De plus, une telle politique plus ou moins orchestrée par l’État aura invariablement un effet pervers au sein de la société. Souvenons-nous qu’une société équilibrée est semblable à une mosaïque composée de personnes disposant d’attributs des plus variés. C’est ce qui fait sa fortune car c’est dans la somme partagée des différences qu’une richesse mutuelle peut être réalisable. Il est donc impératif qu’une société doit accepter qu’il existe en son sein des gens n’ayant pas les caractéristiques qu’on leur demande au préalable pour vivre. Interrogeons-nous : Qui aurait le droit de vivre plus qu’un autre ? Sur quels critères valables pouvons-nous accepter l’interruption de grossesse lors de la découverte d’une malformation congénitale ? Empêcher la naissance d’enfants sous prétexte qu’ils seraient une charge pour l’État nous ferait-on pas revenir à l’époque de Sparte telle que mentionnée plus haut ? Qui plus est ! Mettons en lumière que c’est le corps médical qui a été en première ligne dans la politique d’extermination des handicapés physiques, des psychiatrisés et autres calamités sous le régime hitlérien.

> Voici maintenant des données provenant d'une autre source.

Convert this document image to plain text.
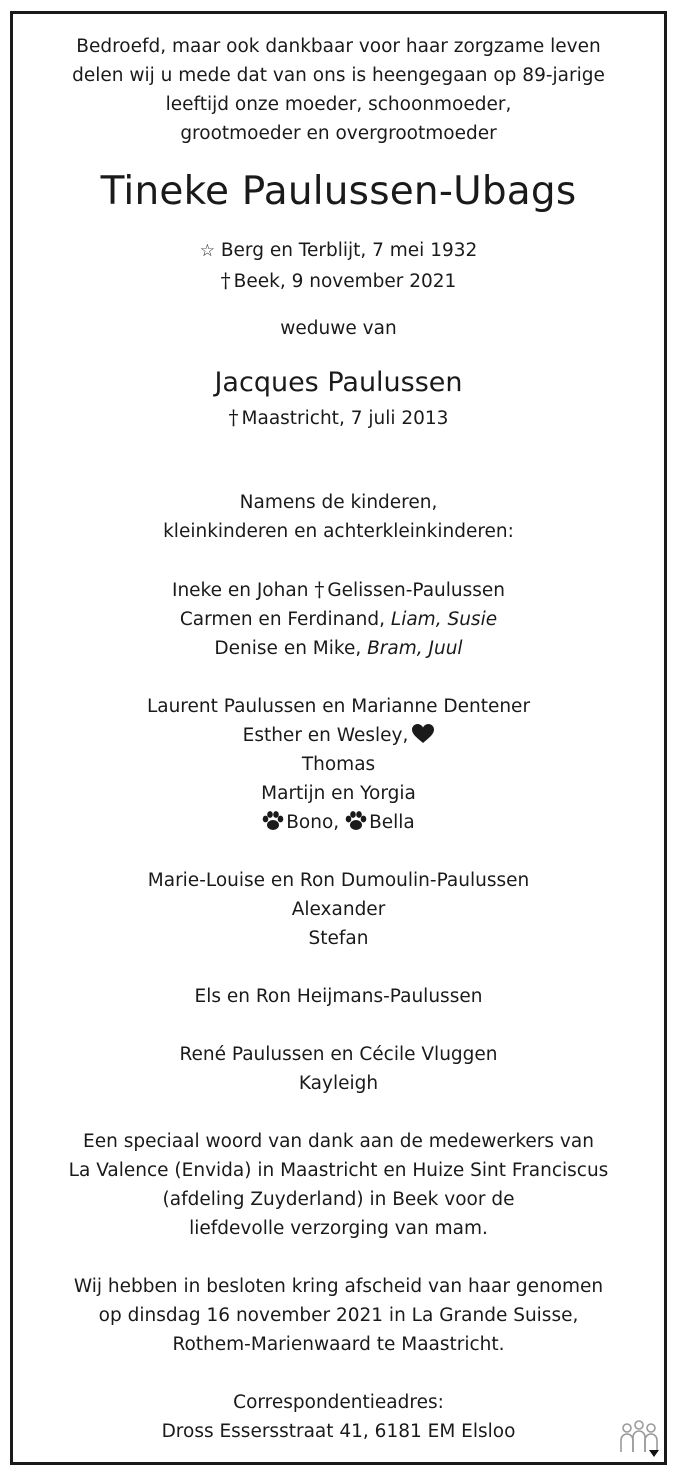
Bedroefd, maar ook dankbaar voor haar zorgzame leven
delen wij u mede dat van ons is heengegaan op 89-jarige
leeftijd onze moeder, schoonmoeder,
grootmoeder en overgrootmoeder
Tineke Paulussen-Ubags
☆ Berg en Terblijt, 7 mei 1932
† Beek, 9 november 2021
weduwe van
Jacques Paulussen
† Maastricht, 7 juli 2013
Namens de kinderen,
kleinkinderen en achterkleinkinderen:
Ineke en Johan † Gelissen-Paulussen
Carmen en Ferdinand, Liam, Susie
Denise en Mike, Bram, Juul
Laurent Paulussen en Marianne Dentener
Esther en Wesley,
Thomas
Martijn en Yorgia
Bono, Bella
Marie-Louise en Ron Dumoulin-Paulussen
Alexander
Stefan
Els en Ron Heijmans-Paulussen
René Paulussen en Cécile Vluggen
Kayleigh
Een speciaal woord van dank aan de medewerkers van
La Valence (Envida) in Maastricht en Huize Sint Franciscus
(afdeling Zuyderland) in Beek voor de
liefdevolle verzorging van mam.
Wij hebben in besloten kring afscheid van haar genomen
op dinsdag 16 november 2021 in La Grande Suisse,
Rothem-Marienwaard te Maastricht.
Correspondentieadres:
Dross Essersstraat 41, 6181 EM Elsloo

Nul doute que les médecins continueront de jouer un rôle crucial sur ce plan, surtout depuis l’utilisation de ces tests de dépistage.
Or, le débat peut facilement se déplacer sur un autre plan. En effet, le vieillissement de la population québécoise se fait de plus en plus sentir sur les finances de la province. Soyons franc ! Mieux vaut vivre riche, jeune et en santé que pauvre, vieux et malade. Par surcroît, les personnes âgées n’ont guère la faveur populaire. Je n’ose pas imaginer le jour où l’État acceptera de faire passer des tests de santé, ou encore de prédisposition à divers types de maladie, parmi les citoyens et les citoyennes afin de mieux décider qui aura le droit aux soins de santé de ceux et celles qui ne l’auront pas. Ah ! Vous trouvez que j’exagère ? Pourtant, si on est capable d’enlever la vie à un embryon car on le préjuge inapte à pouvoir jouer un rôle utile dans la société, on serait tout aussi habilité à enlever la vie à une personne ne correspondant plus aux idéaux de cette même société. Quelle en donc est la différence ? Ah oui, j’oubliais…. L’épaisseur de peau du ventre d’une femme enceinte. Hummmmm ! Pas si sûr.